Built upon these theoretical insights, the crux of this work is the design of a new mechanism, referred to as hierarchical gradient blending (HGB), that adaptively computes an optimal blending of modalities and reweighs updates from the clients according to their overfitting and generalization behaviour. Intuitively, HGB corresponds to an optimization problem with overfitting-to-generalization rate minimization as the objective function.

$$\min_{\left\{z_m\right\}_{m=1}^M,\left\{p_k\right\}_{k=1}^K} \left(\frac{[L^T(\mathbf{w}_{t_{p-1}})-L^T(\mathbf{w}_{t_p})]-[L^*(\mathbf{w}_{t_{p-1}})-L^*(\mathbf{w}_{t_p})]}{L^*(\mathbf{w}_{t_{p-1}})-L^*(\mathbf{w}_{t_p})}\right)^2$$

where $L^T$ is the training loss, and the generalization error $L^*$ measures how accurately the model can predict outcome values for previously unseen data. In general, $L^*$ is able to be computed by applying the model to the validation dataset. Adjacent global weights $\mathbf{w}_{t_{p-1}}$ and $\mathbf{w}_{t_{p}}$ are obtained by aggregating local updates from participanting clients. $t_{p}$ and $t_{p-1}$ denotes two adjacent communication rounds.

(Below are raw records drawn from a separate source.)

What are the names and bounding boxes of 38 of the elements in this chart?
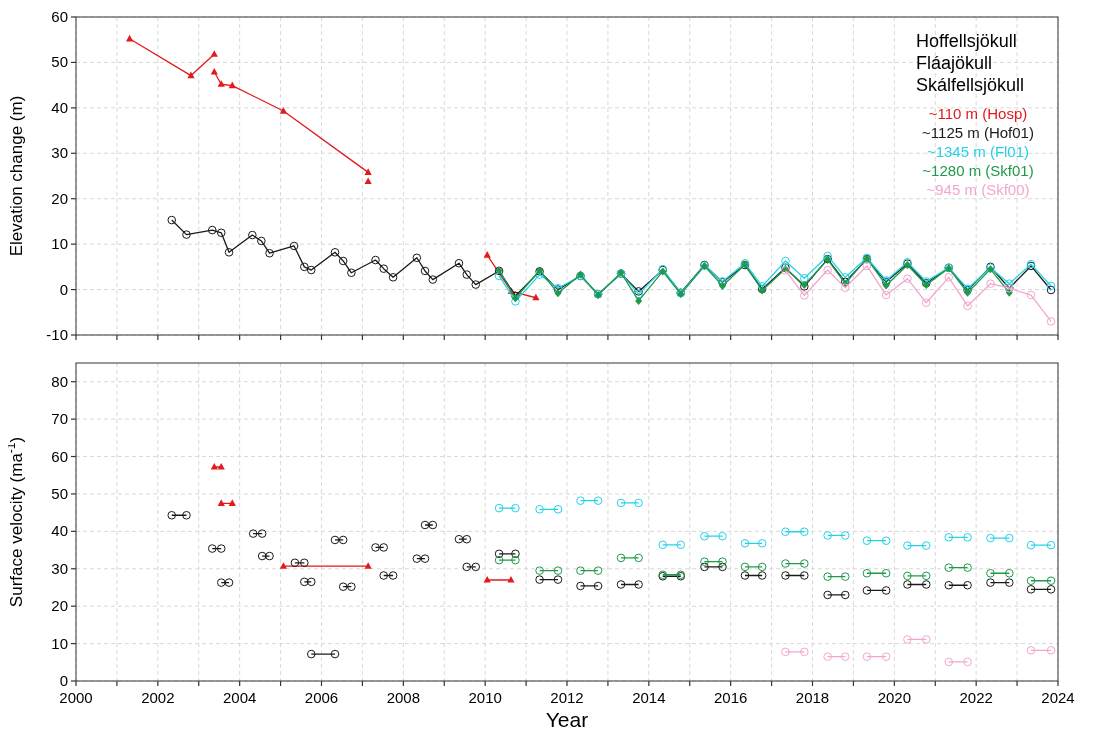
y-tick-label: 40 xyxy=(51,522,68,540)
y-tick-label: 60 xyxy=(51,447,68,465)
x-tick-label: 2002 xyxy=(141,689,175,706)
y-tick-label: 0 xyxy=(59,672,68,689)
x-axis-title: Year xyxy=(545,708,589,731)
x-tick-label: 2024 xyxy=(1041,689,1075,706)
x-tick-label: 2000 xyxy=(59,689,93,706)
y-tick-label: 10 xyxy=(51,634,68,652)
y-tick-label: 80 xyxy=(51,372,68,390)
y-tick-label: 20 xyxy=(51,189,68,207)
text: ~1280 m (Skf01) xyxy=(922,162,1034,179)
x-tick-label: 2014 xyxy=(632,689,666,706)
x-tick-label: 2020 xyxy=(877,689,912,706)
text: ~1345 m (Fl01) xyxy=(926,143,1030,160)
text: ~945 m (Skf00) xyxy=(926,181,1030,198)
y-tick-label: 30 xyxy=(51,559,68,577)
y-tick-label: -10 xyxy=(46,326,68,343)
legend-title: Hoffellsjökull Fláajökull Skálfellsjökull xyxy=(916,31,1025,95)
x-tick-label: 2018 xyxy=(795,689,830,706)
y-tick-label: 0 xyxy=(59,280,68,298)
x-tick-label: 2010 xyxy=(468,689,502,706)
y-axis-title: Elevation change (m) xyxy=(7,95,26,257)
y-tick-label: 30 xyxy=(51,144,68,162)
x-tick-label: 2008 xyxy=(386,689,421,706)
x-tick-label: 2004 xyxy=(222,689,257,706)
x-tick-label: 2012 xyxy=(550,689,584,706)
y-tick-label: 50 xyxy=(51,53,68,71)
x-tick-label: 2016 xyxy=(713,689,748,706)
y-tick-label: 10 xyxy=(51,235,68,253)
x-tick-label: 2006 xyxy=(304,689,339,706)
y-tick-label: 50 xyxy=(51,484,68,502)
y-tick-label: 40 xyxy=(51,98,68,116)
y-tick-label: 70 xyxy=(51,410,68,428)
x-tick-label: 2022 xyxy=(959,689,993,706)
text: ~110 m (Hosp) xyxy=(928,105,1028,122)
y-tick-label: 60 xyxy=(51,8,68,25)
text: ~1125 m (Hof01) xyxy=(922,124,1034,141)
y-tick-label: 20 xyxy=(51,597,68,615)
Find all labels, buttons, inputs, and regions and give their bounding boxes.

The obtained optimal modality weights $\left\{z_m\right\}_{m=1}^M$ and aggregation weights $\left\{p_k\right\}_{k=1}^K$ can reduce generalization errors while mitigating the divergence between local updates when training the global model. Our new mechanism does not introduce any trainable parameters, making it computationally friendly and easy to use. From a theoretical perspective, we show that HGB guarantees convergence in multi-modal FL with non-IID data.

We have evaluated the performance of our proposed HGB training algorithm in multi-modal FL using Plato, an open-source research framework to facilitate scalable federated learning research. Based on the Kinetics dataset that contains three modalities for action recognition tasks, we wish to evaluate the following:

  • whether the multi-modal global model trained by FedHGB can outperform its centrally trained uni-modal counterparts;

  • whether FedHGB is able to achieve higher performance than the state-of-the-art heterogeneous federated optimization method, FedNova, in terms of both accuracy and convergence speed.

After performing extensive experiments on 50 clients with multi-modal non-IID data, the accuracy of FedHGB is observed to be 2.06 higher than the centrally trained RGB models while achieving an improvement of 7.85 over the FedNova, with a reduction of communication rounds by at least 100. Our experimental results have demonstrated convincing evidence that FedHGB tends to assign higher weights to those clients with low generalization errors, making it a generalization-aware algorithm, which is consistent with our theoretical design.

Authored by Sijia Chen, this work has been published in the Proceedings of IEEE INFOCOM 2022.